10. Hukuk Dairesi 2016/9451 E. , 2018/10084 K.
'İçtihat Metni'
.........
Dava, 29.01.2010 tarihinde yakalandığı meslek hastalığı nedeniyle sürekli iş göremezlik durumuna giren sigortalıya ödenen geçici iş göremezlik ödeneği, yapılan tedavi ve yol masrafları nedeniyle oluşan Kurum zararının 5510 sayılı Yasanın 21. maddesi gereğince rücuan tahsili istemine ilişkindir.
Mahkemece, ilâmında belirtildiği şekilde davanın kabulüne karar verilmiştir.
Hükmün,tüm taraf vekilleri tarafından temyiz edilmesi üzerine, temyiz isteğinin süresinde olduğu anlaşıldıktan ve Tetkik Hâkimi ... tarafından düzenlenen raporla dosyadaki kağıtlar okunduktan sonra işin gereği düşünüldü ve aşağıdaki karar tespit edildi.
1-Eldeki davada, Mahkemece; davacının ıslahen tahsilini talep ettiği kurum zararına hükmedilerek, davanın kabulüne karar verilmiş olmakla, verilen kararın davacının istemini karşılamış olması, ayrıca yargılama giderleri ve vekalet ücretine ilişkin olarak davalının aleyhine hüküm kurulduğu, davacının aleyhine hüküm bulunmadığı hususları belirgin olmakla, tesis edilen kararın niteliğine göre, davacı Kurum avukatının temyiz itirazlarının reddi gerekir.

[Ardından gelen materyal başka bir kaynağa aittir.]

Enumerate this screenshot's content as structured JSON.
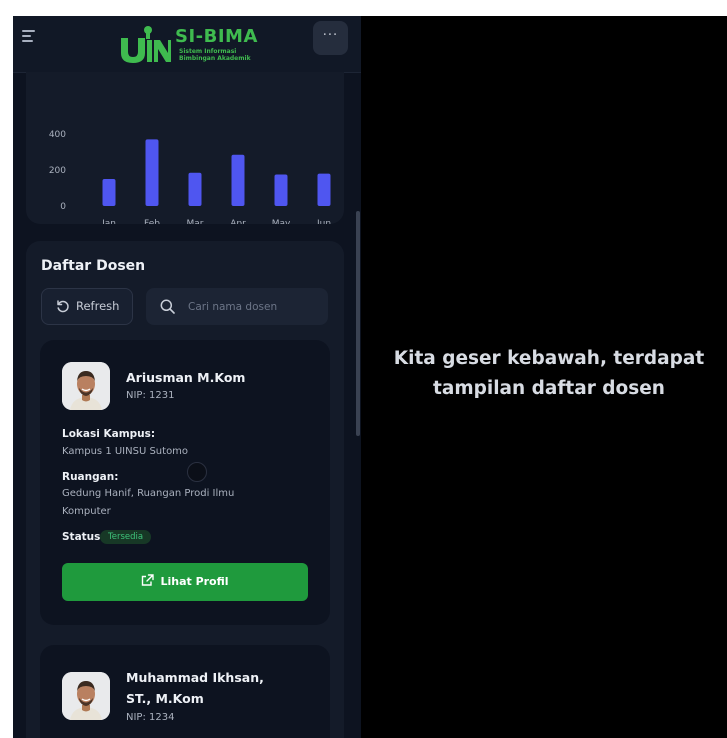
{
  "app": {
    "logo_title": "SI-BIMA",
    "logo_subtitle_line1": "Sistem Informasi",
    "logo_subtitle_line2": "Bimbingan Akademik",
    "more_label": "···"
  },
  "chart_data": {
    "type": "bar",
    "categories": [
      "Jan",
      "Feb",
      "Mar",
      "Apr",
      "May",
      "Jun"
    ],
    "values": [
      150,
      370,
      185,
      285,
      175,
      180
    ],
    "yticks": [
      0,
      200,
      400
    ],
    "ylim": [
      0,
      400
    ],
    "bar_color": "#4f56f0",
    "title": "",
    "xlabel": "",
    "ylabel": ""
  },
  "dosen": {
    "section_title": "Daftar Dosen",
    "refresh_label": "Refresh",
    "search_placeholder": "Cari nama dosen",
    "lecturers": [
      {
        "name": "Ariusman M.Kom",
        "nip": "NIP: 1231",
        "lokasi_label": "Lokasi Kampus:",
        "lokasi": "Kampus 1 UINSU Sutomo",
        "ruangan_label": "Ruangan:",
        "ruangan": "Gedung Hanif, Ruangan Prodi Ilmu Komputer",
        "status_label": "Status",
        "status": "Tersedia",
        "button_label": "Lihat Profil"
      },
      {
        "name": "Muhammad Ikhsan, ST., M.Kom",
        "nip": "NIP: 1234"
      }
    ]
  },
  "caption": "Kita geser kebawah, terdapat tampilan daftar dosen",
  "colors": {
    "background": "#0d1320",
    "card": "#141b29",
    "accent_green": "#1f9a3d",
    "bar_blue": "#4f56f0",
    "badge_green": "#3ec27a"
  }
}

2- Davalı avukatının temyiz itirazına gelince; Mahkemece, dosya kapsamında ayrıca kusur raporu alınmaksızın, konuya ilişkin olarak sigortalı tarafından davalı işveren aleyhine açılan tazminat davasında alınan ve iş bu dava yönünden bağlayıcılığı olmayan 14.06.2010 tarihli kusur raporu hükme dayanak kılınmak suretiyle, sigortalının meslek hastalığına yakalanmasında, davalı şirketin %100 oranda kusurlu olduğu kabul edilerek karar verilmişse de, bu karar eksik inceleme ve araştırmaya dayalıdır.

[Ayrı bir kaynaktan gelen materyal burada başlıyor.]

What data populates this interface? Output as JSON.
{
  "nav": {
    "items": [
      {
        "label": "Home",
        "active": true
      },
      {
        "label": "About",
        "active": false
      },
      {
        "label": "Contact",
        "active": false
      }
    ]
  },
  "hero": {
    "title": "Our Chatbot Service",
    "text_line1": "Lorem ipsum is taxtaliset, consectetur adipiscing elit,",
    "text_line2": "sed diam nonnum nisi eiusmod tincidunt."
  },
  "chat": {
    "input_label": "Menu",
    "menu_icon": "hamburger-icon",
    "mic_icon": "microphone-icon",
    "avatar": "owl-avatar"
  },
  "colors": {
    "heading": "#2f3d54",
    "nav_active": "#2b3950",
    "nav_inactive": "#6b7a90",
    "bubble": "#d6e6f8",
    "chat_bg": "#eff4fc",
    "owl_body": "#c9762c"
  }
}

Nitekim, şahsın tazminat davasında kesinleşen kusur raporu, davada taraf olmayan Kurum tarafından açılan eldeki rücuen tazminat davasında bağlayıcı olmasa da kuvvetli delil olarak kabul edilmektedir. Mahkemece, maddi-manevi tazminat davasında alınan kusura ilişkin bilirkişi raporu da nazara alınarak, aynı olay nedeniyle tarafların kusur oran ve aidiyetleri bakımından çelişkili kararların verilmesi olasılığının ortadan kalkması, hak ve adalet kurallarına aykırı bir sonuç ortaya çıkmaması, yargıya olan güvenin sarsılmaması yönü gözetilerek, işçi sağlığı ve iş güvenliği konusunda uzman olan bilirkişi heyetinden oluşa uygun kusur raporu alınmasına müteakip, sonucuna göre karar verilmelidir.

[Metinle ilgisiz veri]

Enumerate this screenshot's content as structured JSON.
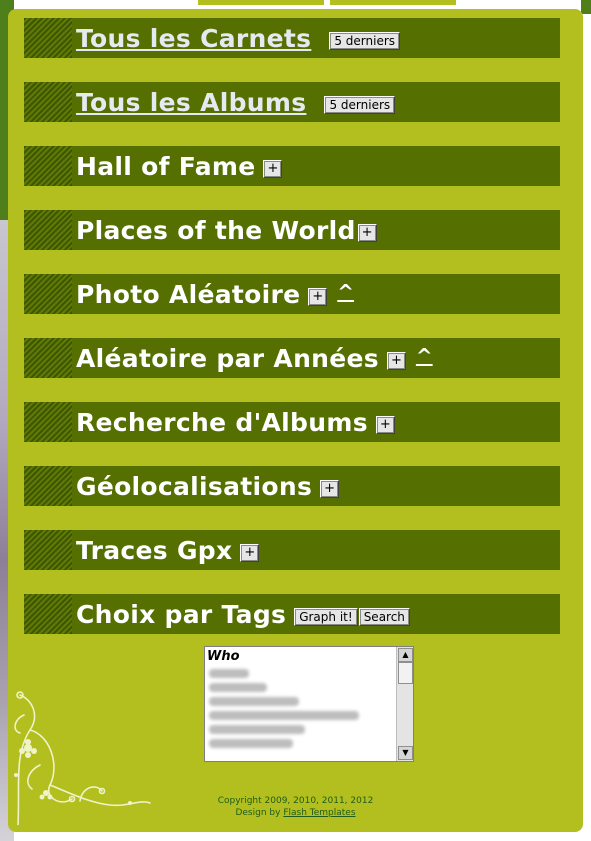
{
  "menu": {
    "items": [
      {
        "label": "Tous les Carnets",
        "button": "5 derniers"
      },
      {
        "label": "Tous les Albums",
        "button": "5 derniers"
      },
      {
        "label": "Hall of Fame",
        "button": "+"
      },
      {
        "label": "Places of the World",
        "button": "+"
      },
      {
        "label": "Photo Aléatoire",
        "button": "+",
        "extra": "^"
      },
      {
        "label": "Aléatoire par Années",
        "button": "+",
        "extra": "^"
      },
      {
        "label": "Recherche d'Albums",
        "button": "+"
      },
      {
        "label": "Géolocalisations",
        "button": "+"
      },
      {
        "label": "Traces Gpx",
        "button": "+"
      },
      {
        "label": "Choix par Tags",
        "buttons": [
          "Graph it!",
          "Search"
        ]
      }
    ]
  },
  "tags_list": {
    "header": "Who"
  },
  "footer": {
    "copyright": "Copyright 2009, 2010, 2011, 2012",
    "design_prefix": "Design by",
    "design_link": "Flash Templates"
  },
  "colors": {
    "panel": "#b3bf1e",
    "bar": "#556f00",
    "footer_text": "#1e5d1a"
  }
}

İşveren ve üçüncü kişilerin, meydana gelen iş kazası nedeniyle sigortalı ya da hak sahiplerine sosyal sigorta yardımları yapmakla görevli olan Kuruma karşı 5510 sayılı kanunun 21. maddesi uyarınca sorumluluğu, kusur sorumluluğu ile sınırlı bulunmaktadır. Anılan kusur sorumluluğu; ancak işverenin kastı, suç sayılır eylemi, işçilerin sağlığı ve iş güvenliği mevzuatına aykırı eyleminin, üçüncü kişilerin kasıt ve kusuru ve bunlarla meydana gelen iş kazası arasında illiyet bağının bulunması halinde oluşmaktadır. Buna göre; işverenin/üçüncü kişilerin iş kazası/meslek hastalığındaki kasıt veya kusurunun tespiti amacıyla; iş kazasının oluşumuna ilişkin maddi olguların eksiksiz biçimde saptanması, sorumluluğu gerektiren her koşulun, kendi özelliği çerçevesinde araştırılıp irdelenmesi, işveren ve diğer ilgililerin kusur oran ve aidiyetlerinin belirlenmesi gerekir. Ayrıca belirtmek gerekir ki, işçi ve işverenin sorumluluğunun tespitinde kaçınılmazlık ilkesi dikkate alınır.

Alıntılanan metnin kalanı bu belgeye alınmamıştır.